Na colheita do dendê, muita gente precisa contratar mão de obra. O problema é que até a alguns anos tudo era feito de maneira informal – o que é contra as leis trabalhistas e contra as regras da certificação do dendê.

Pra mudar essa realidade, os sitiantes foram orientados a criar um consórcio. Nele, os colhedores são contratados com carteira assinada por um grupo de agricultores e trabalham a cada dia num sítio diferente. Entretanto, alguns agricultores se queixam que a colheita ficou mais lenta com consórcio, porque os trabalhadores contratados faltam mais no serviço.

Pra ajudar nessa nova fase de adaptações, a comunidade também contou com orientação de uma entidade não governamental. A fundação Solidaridad promove desenvolvimento sustentável e apóia a certificação do dendê em vários países. “O produtor precisa se profissionalizar para conseguir a certificação.

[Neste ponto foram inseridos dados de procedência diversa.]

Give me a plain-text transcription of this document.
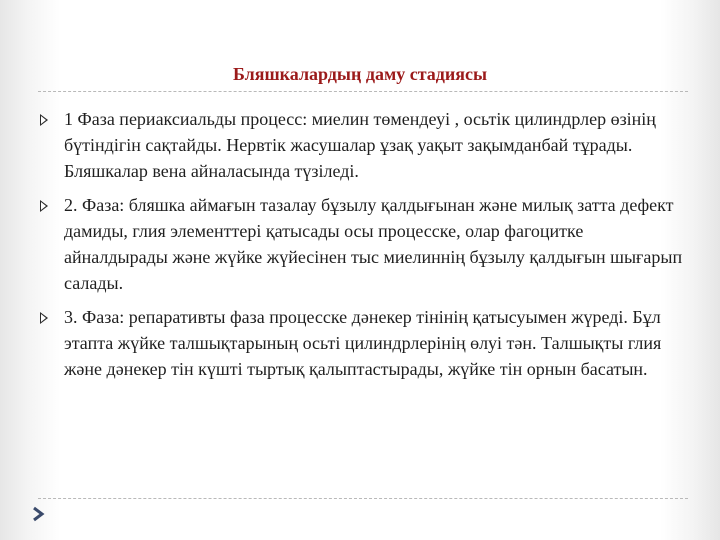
Бляшкалардың даму стадиясы
1 Фаза периаксиальды процесс: миелин төмендеуі , осьтік цилиндрлер өзінің бүтіндігін сақтайды. Нервтік жасушалар ұзақ уақыт зақымданбай тұрады. Бляшкалар вена айналасында түзіледі.
2. Фаза: бляшка аймағын тазалау бұзылу қалдығынан және милық затта дефект дамиды, глия элементтері қатысады осы процесске, олар фагоцитке айналдырады және жүйке жүйесінен тыс миелиннің бұзылу қалдығын шығарып салады.
3. Фаза: репаративты фаза процесске дәнекер тінінің қатысуымен жүреді. Бұл этапта жүйке талшықтарының осьті цилиндрлерінің өлуі тән. Талшықты глия және дәнекер тін күшті тыртық қалыптастырады, жүйке тін орнын басатын.
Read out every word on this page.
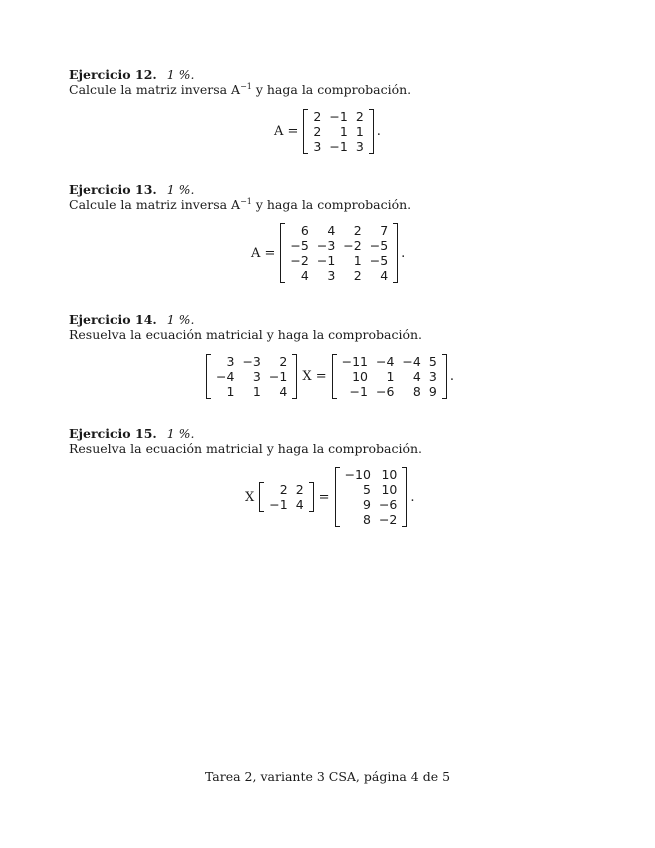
Ejercicio 12. 1 %.
Calcule la matriz inversa $A^{-1}$ y haga la comprobación.
A =
2	−1	2
2	1	1
3	−1	3
.
Ejercicio 13. 1 %.
Calcule la matriz inversa $A^{-1}$ y haga la comprobación.
A =
6	4	2	7
−5	−3	−2	−5
−2	−1	1	−5
4	3	2	4
.
Ejercicio 14. 1 %.
Resuelva la ecuación matricial y haga la comprobación.
3	−3	2
−4	3	−1
1	1	4
X =
−11	−4	−4	5
10	1	4	3
−1	−6	8	9
.
Ejercicio 15. 1 %.
Resuelva la ecuación matricial y haga la comprobación.
X 2	2
−1	4 =
−10	10
5	10
9	−6
8	−2
.
Tarea 2, variante 3 CSA, página 4 de 5
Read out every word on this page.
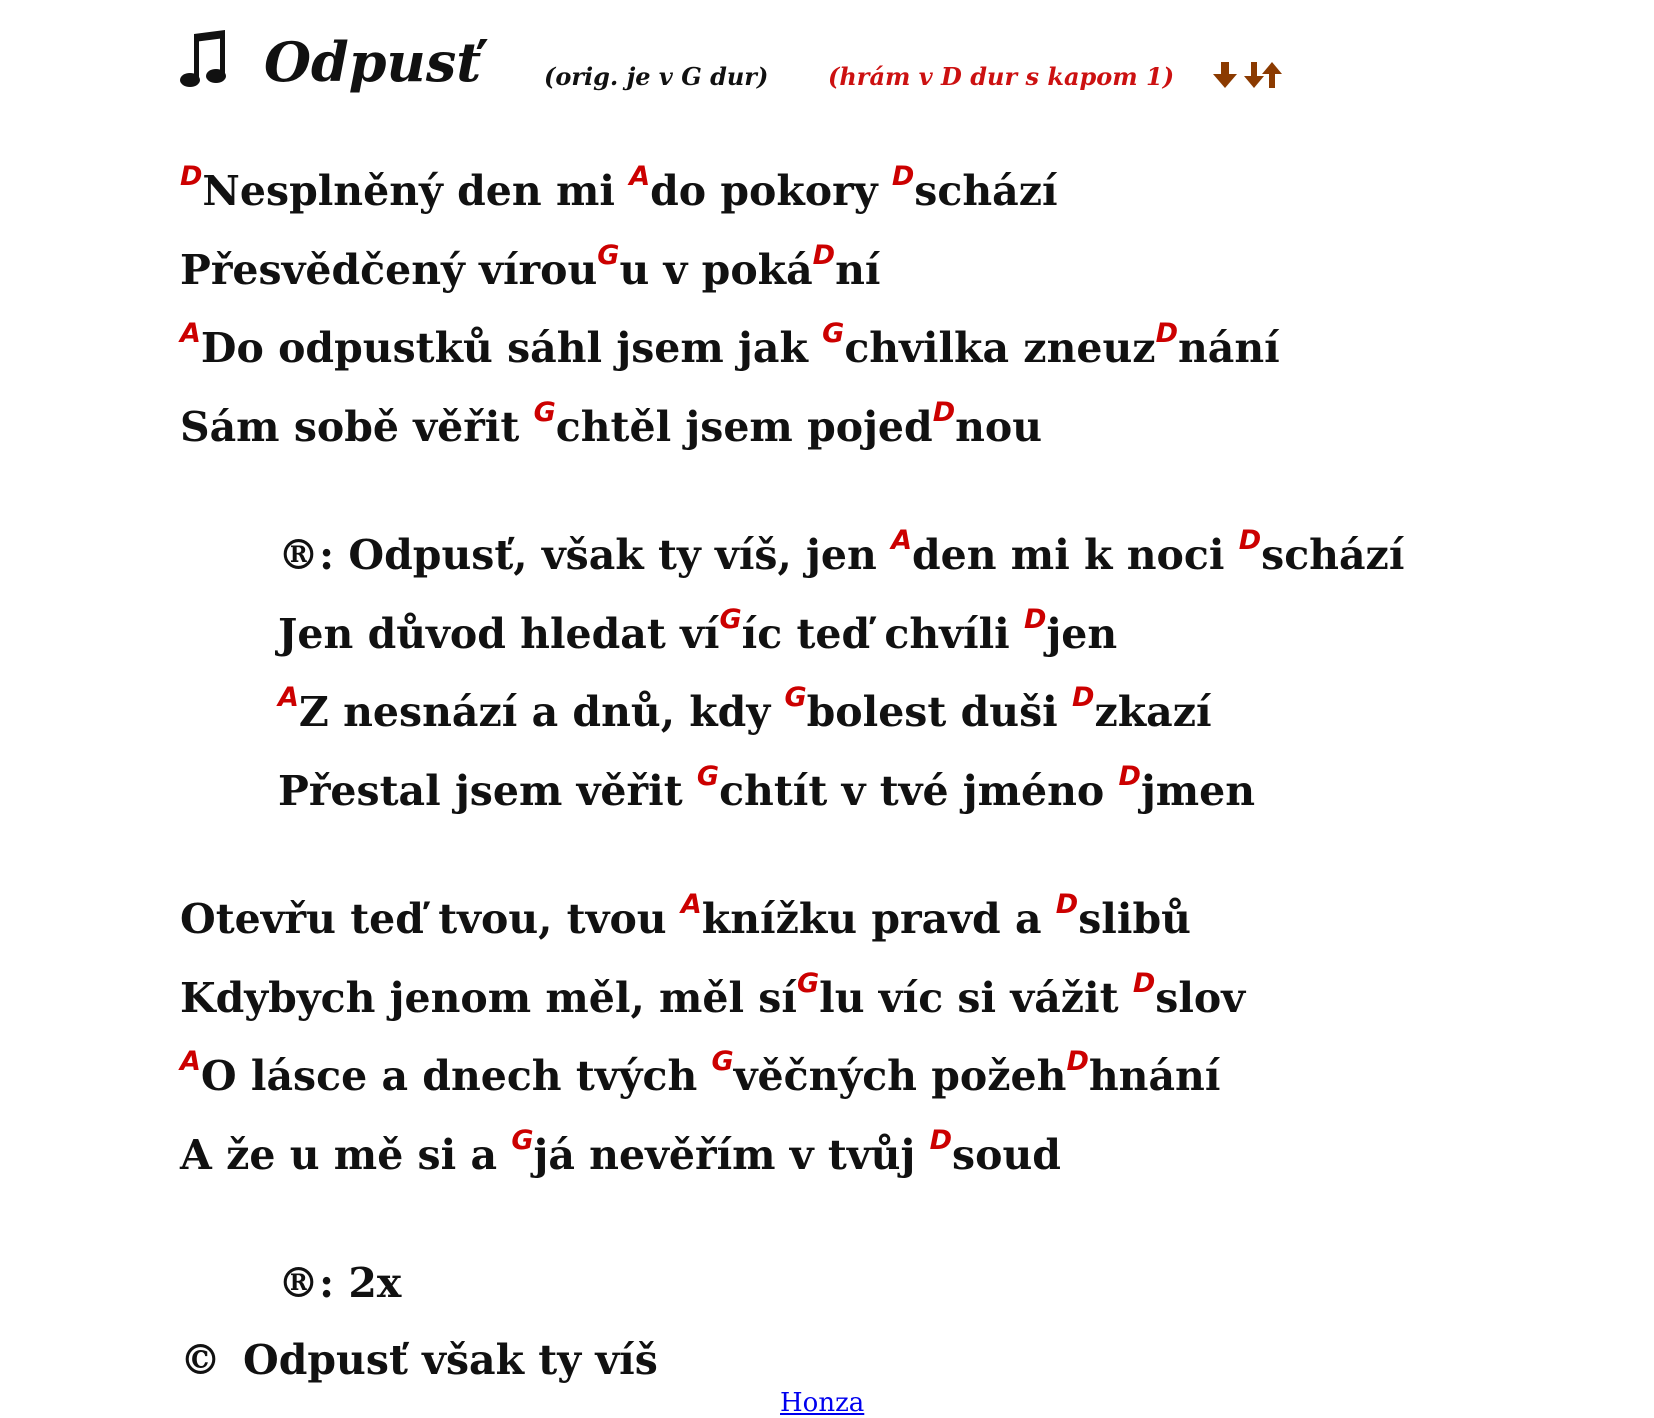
Odpusť	(orig. je v G dur) (hrám v D dur s kapom 1)
$^D$Nesplněný den mi $^A$do pokory $^D$schází
Přesvědčený vírou$^G$u v poká$^D$ní
$^A$Do odpustků sáhl jsem jak $^G$chvilka zneuz$^D$nání
Sám sobě věřit $^G$chtěl jsem pojed$^D$nou
®: Odpusť, však ty víš, jen $^A$den mi k noci $^D$schází
Jen důvod hledat $ví^Gíc$ teď chvíli $^D$jen
$^A$Z nesnází a dnů, kdy $^G$bolest duši $^D$zkazí
Přestal jsem věřit $^G$chtít v tvé jméno $^D$jmen
Otevřu teď tvou, tvou $^A$knížku pravd a $^D$slibů
Kdybych jenom měl, měl $sí^Glu$ víc si vážit $^D$slov
$^A$O lásce a dnech tvých $^G$věčných požeh$^D$hnání
A že u mě si a $^G$já nevěřím v tvůj $^D$soud
®: 2x
© Odpusť však ty víš
Honza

Desde ele saber o quanto ele ganha e o quanto ele paga, o custo, toda a parte do manejo produtivo, se ele ta cumprindo a legislação ambiental, social, trabalhista. É uma visão integrada do lote, da propriedade”, explica a engenheira florestal Joyce Brandão.

A fazenda garante a compra de toda a produção dos integrados. O preço da tonelada do cacho varia segundo o mercado, mas como o dendê é certificado, os agricultores recebem aumento no preço, que vai de 5% a 7%.

Nas contas da Embrapa, que fez um estudo na comunidade, cada lote de dez hectares de dendê deixa na média um lucro líquido, livre, de R$ 2.600 reais por mês. Isso, fora outras atividades dos sítios.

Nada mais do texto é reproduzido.